Nulla osta paesaggistico e permesso di costruire: non vale il silenzio assenso

Il CGARS chiarisce che il silenzio assenso non vale sul nulla osta paesaggistico e che l'eventuale permesso di costruire già rilasciato può essere legittimamente annullato d'ufficio

di Redazione tecnica - 19/11/2025

Il silenzio assenso può davvero sopperire alla mancanza dell’autorizzazione paesaggistica? E cosa rimane al privato quando il permesso di costruire viene annullato perché rilasciato in violazione di vincoli sovraordinati?

Ha senso parlare di un nuovo titolo edilizio oppure, una volta riconosciuta l’illegittimità dell’intervento, la demolizione diventa pressoché inevitabile?

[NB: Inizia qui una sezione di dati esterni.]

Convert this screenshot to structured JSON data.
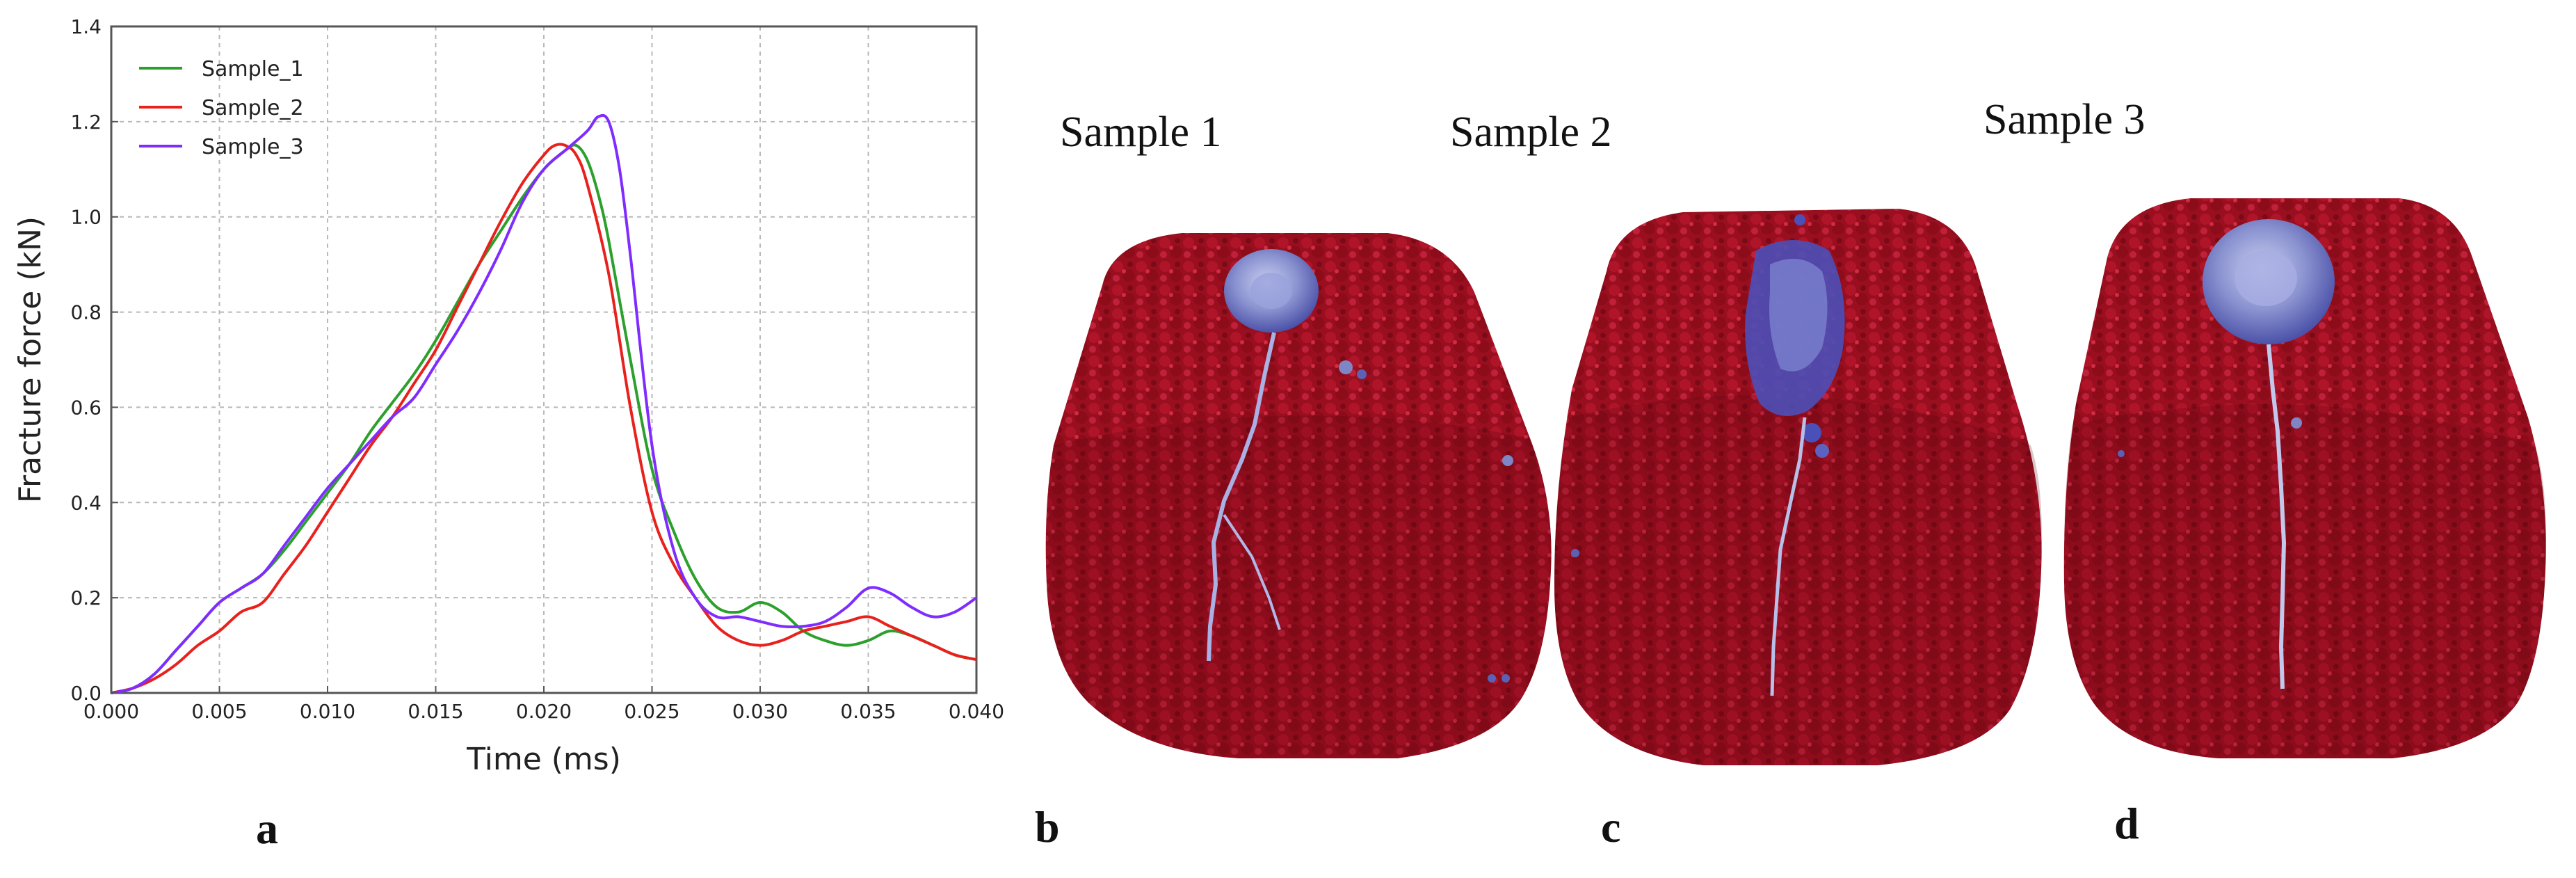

Sono interrogativi che emergono con forza dal parere del CGARS del 29 ottobre 2025, n. 245, chiamato a valutare la legittimità dell’annullamento in autotutela di un permesso di costruire e del conseguente ordine di demolizione.

La complessità del caso offre l’occasione per fare un punto chiaro su tre aspetti fondamentali: autorizzazione paesaggistica, corretta qualificazione degli interventi edilizi e limiti della sanatoria post-annullamento.

Silenzio assenso sul nulla osta paesaggistico: il parere del CGARS

La controversia nasce da un intervento edilizio articolato, portato avanti dalla società ricorrente attraverso due titoli poi dichiarati illegittimi dal Comune: un permesso di costruire privo dell’autorizzazione paesaggistica e una variante qualificata come ristrutturazione edilizia.

In realtà l’intervento non si era limitato a operazioni conservative o di ripristino, ma aveva comportato la fusione di due fabbricati, la demolizione e ricostruzione di uno di essi, l’inserimento di un piano cantinato e soprattutto un incremento volumetrico di quasi l’80%.

L’amministrazione aveva quindi considerato l’intervento come nuova costruzione soggetta a permesso di costruire ai sensi dell’art. 10, comma 1, lett. a), del d.P.R. n. 380/2001, ritenendo non solo indispensabile il nulla osta paesaggistico, ma anche superati i limiti volumetrici stabiliti dalla pianificazione. Di qui l’annullamento in autotutela del titolo e l’ordine di demolizione.

La società aveva impugnato il provvedimento sostenendo che il nulla osta si fosse formato per silenzio assenso e che, in ogni caso, il Comune avrebbe dovuto rilasciare un nuovo titolo ai sensi dell’art. 38 del Testo Unico Edilizia.